CUMPLICIDADE
Márcia Ribeiro
 
 

Todos os dias Matilde aparecia no ponto final da linha Caxias/ Freguesia. Já se tornara comum a presença da mulher, silenciosa e cabisbaixa, àquela hora da noite, sempre na mesma hora, numa atitude, a princípio bem suspeita, como que se escondendo por trás de uma das pilastras que sustentavam o pequeno abrigo construído para os passageiros.

Os mais antigos acostumaram-se com o comportamento de Matilde e já não davam importância quando algum curioso tecia comentários sobre ela. Romero, o Fiscal do ponto, apesar de ser um homem de atitudes bruscas e, às vezes, contraditórias, era o único que permanecia em silêncio perante a situação que se repetia dia após dia, durante os últimos seis meses.

Mas em determinada noite, Matilde surgiu vestida como se fosse participar de uma grande festa, dessas em que os convidados se vestem à rigor. Como não poderia ser diferente, a cena chamou a atenção de todos no ponto de ônibus. Não havia quem não parasse para observá-la e tornar a cena ainda mais curiosa.

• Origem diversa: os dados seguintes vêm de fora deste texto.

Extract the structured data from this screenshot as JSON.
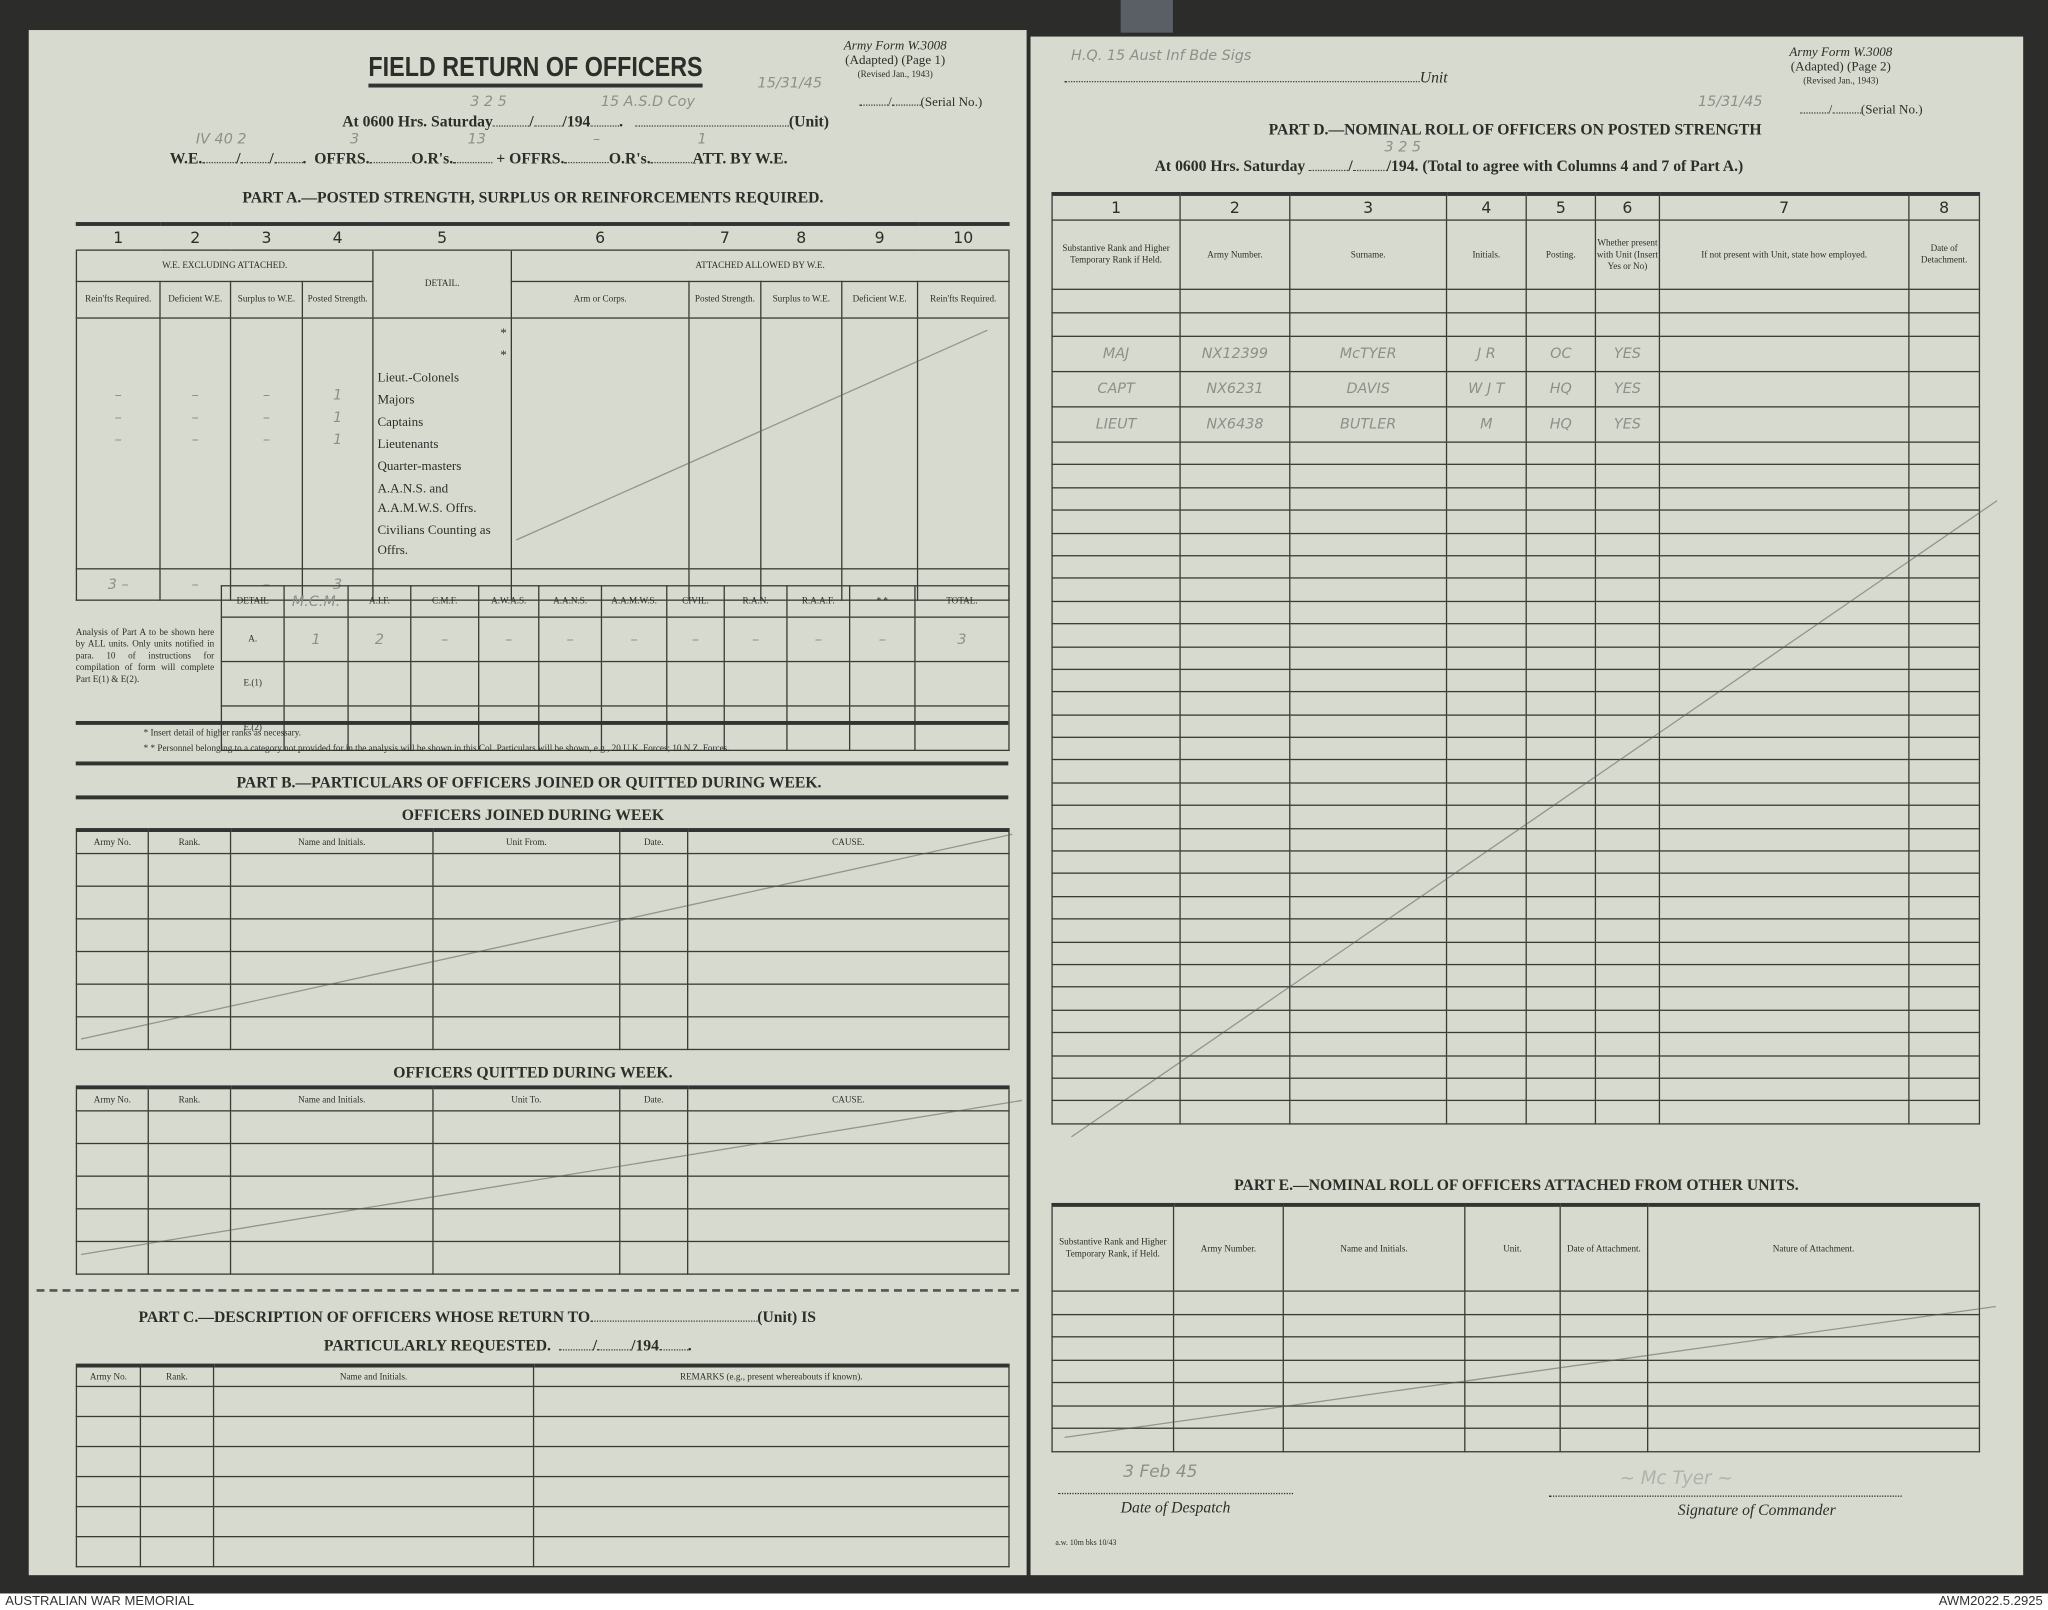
{
  "left_page": {
    "title": "FIELD RETURN OF OFFICERS",
    "form_id": {
      "line1": "Army Form W.3008",
      "line2": "(Adapted) (Page 1)",
      "line3": "(Revised Jan., 1943)",
      "serial_label": "(Serial No.)",
      "serial_hand": "15/31/45"
    },
    "at_line": {
      "prefix": "At 0600 Hrs. Saturday",
      "year": "/194",
      "unit_label": "(Unit)",
      "date_hand": "3   2   5",
      "unit_hand": "15 A.S.D Coy"
    },
    "we_line": {
      "we": "W.E.",
      "offrs1": "OFFRS.",
      "ors1": "O.R's.",
      "plus": "+",
      "offrs2": "OFFRS.",
      "ors2": "O.R's.",
      "att": "ATT. BY W.E.",
      "we_hand": "IV  40  2",
      "offrs1_hand": "3",
      "ors1_hand": "13",
      "offrs2_hand": "–",
      "ors2_hand": "1"
    },
    "part_a": {
      "heading": "PART A.—POSTED STRENGTH, SURPLUS OR REINFORCEMENTS REQUIRED.",
      "col_numbers": [
        "1",
        "2",
        "3",
        "4",
        "5",
        "6",
        "7",
        "8",
        "9",
        "10"
      ],
      "group_we": "W.E. EXCLUDING ATTACHED.",
      "detail": "DETAIL.",
      "group_att": "ATTACHED ALLOWED BY W.E.",
      "sub_headers": [
        "Rein'fts Required.",
        "Deficient W.E.",
        "Surplus to W.E.",
        "Posted Strength.",
        "Arm or Corps.",
        "Posted Strength.",
        "Surplus to W.E.",
        "Deficient W.E.",
        "Rein'fts Required."
      ],
      "ranks": [
        "*",
        "*",
        "Lieut.-Colonels",
        "Majors",
        "Captains",
        "Lieutenants",
        "Quarter-masters",
        "A.A.N.S. and A.A.M.W.S. Offrs.",
        "Civilians Counting as Offrs."
      ],
      "hand_entries": {
        "col1": [
          "–",
          "–",
          "–"
        ],
        "col2": [
          "–",
          "–",
          "–"
        ],
        "col3": [
          "–",
          "–",
          "–"
        ],
        "col4": [
          "1",
          "1",
          "1"
        ]
      },
      "totals_hand": [
        "3  –",
        "–",
        "–",
        "3"
      ]
    },
    "analysis": {
      "note": "Analysis of Part A to be shown here by ALL units. Only units notified in para. 10 of instructions for compilation of form will complete Part E(1) & E(2).",
      "headers": [
        "DETAIL",
        "M.C.M.",
        "A.I.F.",
        "C.M.F.",
        "A.W.A.S.",
        "A.A.N.S.",
        "A.A.M.W.S.",
        "CIVIL.",
        "R.A.N.",
        "R.A.A.F.",
        "* *",
        "TOTAL."
      ],
      "rows": [
        {
          "label": "A.",
          "values": [
            "1",
            "2",
            "–",
            "–",
            "–",
            "–",
            "–",
            "–",
            "–",
            "–",
            "3"
          ]
        },
        {
          "label": "E.(1)",
          "values": [
            "",
            "",
            "",
            "",
            "",
            "",
            "",
            "",
            "",
            "",
            ""
          ]
        },
        {
          "label": "E.(2)",
          "values": [
            "",
            "",
            "",
            "",
            "",
            "",
            "",
            "",
            "",
            "",
            ""
          ]
        }
      ],
      "footnote1": "* Insert detail of higher ranks as necessary.",
      "footnote2": "* * Personnel belonging to a category not provided for in the analysis will be shown in this Col.  Particulars will be shown, e.g., 20 U.K. Forces; 10 N.Z. Forces."
    },
    "part_b": {
      "heading": "PART B.—PARTICULARS OF OFFICERS JOINED OR QUITTED DURING WEEK.",
      "joined_title": "OFFICERS JOINED DURING WEEK",
      "joined_headers": [
        "Army No.",
        "Rank.",
        "Name and Initials.",
        "Unit From.",
        "Date.",
        "CAUSE."
      ],
      "quitted_title": "OFFICERS QUITTED DURING WEEK.",
      "quitted_headers": [
        "Army No.",
        "Rank.",
        "Name and Initials.",
        "Unit To.",
        "Date.",
        "CAUSE."
      ]
    },
    "part_c": {
      "heading1": "PART C.—DESCRIPTION OF OFFICERS WHOSE RETURN TO",
      "unit_is": "(Unit) IS",
      "heading2": "PARTICULARLY REQUESTED.",
      "year": "/194",
      "headers": [
        "Army No.",
        "Rank.",
        "Name and Initials.",
        "REMARKS (e.g., present whereabouts if known)."
      ]
    }
  },
  "right_page": {
    "unit_label": "Unit",
    "unit_hand": "H.Q. 15 Aust Inf Bde Sigs",
    "form_id": {
      "line1": "Army Form W.3008",
      "line2": "(Adapted) (Page 2)",
      "line3": "(Revised Jan., 1943)",
      "serial_label": "(Serial No.)",
      "serial_hand": "15/31/45"
    },
    "part_d": {
      "heading": "PART D.—NOMINAL ROLL OF OFFICERS ON POSTED STRENGTH",
      "at_prefix": "At 0600 Hrs. Saturday",
      "at_suffix": "/194.  (Total to agree with Columns 4 and 7 of Part A.)",
      "date_hand": "3   2   5",
      "col_numbers": [
        "1",
        "2",
        "3",
        "4",
        "5",
        "6",
        "7",
        "8"
      ],
      "headers": [
        "Substantive Rank and Higher Temporary Rank if Held.",
        "Army Number.",
        "Surname.",
        "Initials.",
        "Posting.",
        "Whether present with Unit (Insert Yes or No)",
        "If not present with Unit, state how employed.",
        "Date of Detachment."
      ],
      "entries": [
        [
          "MAJ",
          "NX12399",
          "McTYER",
          "J R",
          "OC",
          "YES",
          "",
          ""
        ],
        [
          "CAPT",
          "NX6231",
          "DAVIS",
          "W J T",
          "HQ",
          "YES",
          "",
          ""
        ],
        [
          "LIEUT",
          "NX6438",
          "BUTLER",
          "M",
          "HQ",
          "YES",
          "",
          ""
        ]
      ]
    },
    "part_e": {
      "heading": "PART E.—NOMINAL ROLL OF OFFICERS ATTACHED FROM OTHER UNITS.",
      "headers": [
        "Substantive Rank and Higher Temporary Rank, if Held.",
        "Army Number.",
        "Name and Initials.",
        "Unit.",
        "Date of Attachment.",
        "Nature of Attachment."
      ]
    },
    "date_of_despatch_label": "Date of Despatch",
    "date_of_despatch_hand": "3 Feb 45",
    "signature_label": "Signature of Commander",
    "print_code": "a.w. 10m bks 10/43"
  },
  "footer": {
    "left": "AUSTRALIAN WAR MEMORIAL",
    "right": "AWM2022.5.2925"
  }
}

Matilde sorria e, como se uma música tocasse somente para seus ouvidos, começou a bailar sob os olhares fascinados de algumas pessoas, principalmente dos que vinham acompanhando a rotina daquela mulher. Bailava, cantava e sorria. Neste instante, Romero cochichou algo com um dos motoristas, despiu-se de seu jeito zangado e, se dirigindo à mulher, convidou-a para uma contra-dança.

A surpresa foi tamanha, que até os carros que passavam ali perto começaram a parar e, num instante, todo o trânsito à volta estava congestionado. Porém, o som de uma sirene já se ouvia ao longe. O som inconfundível de uma ambulância que, com o congestionamento provocado pelo inusitado da situação, tentava chegar ao local desejado com muitas dificuldades.

Quando, enfim, a ambulância chegou e os enfermeiros postaram-se ao seu redor, Romero conduziu Matilde até eles e pediu, gentilmente, que os dois cavalheiros a conduzissem ao baile de formatura de seu filho, no que os enfermeiros atenderam prontamente e, não se deparando com resistência por parte de Matilde, seguiram para a Clínica de Repouso Bom Jesus.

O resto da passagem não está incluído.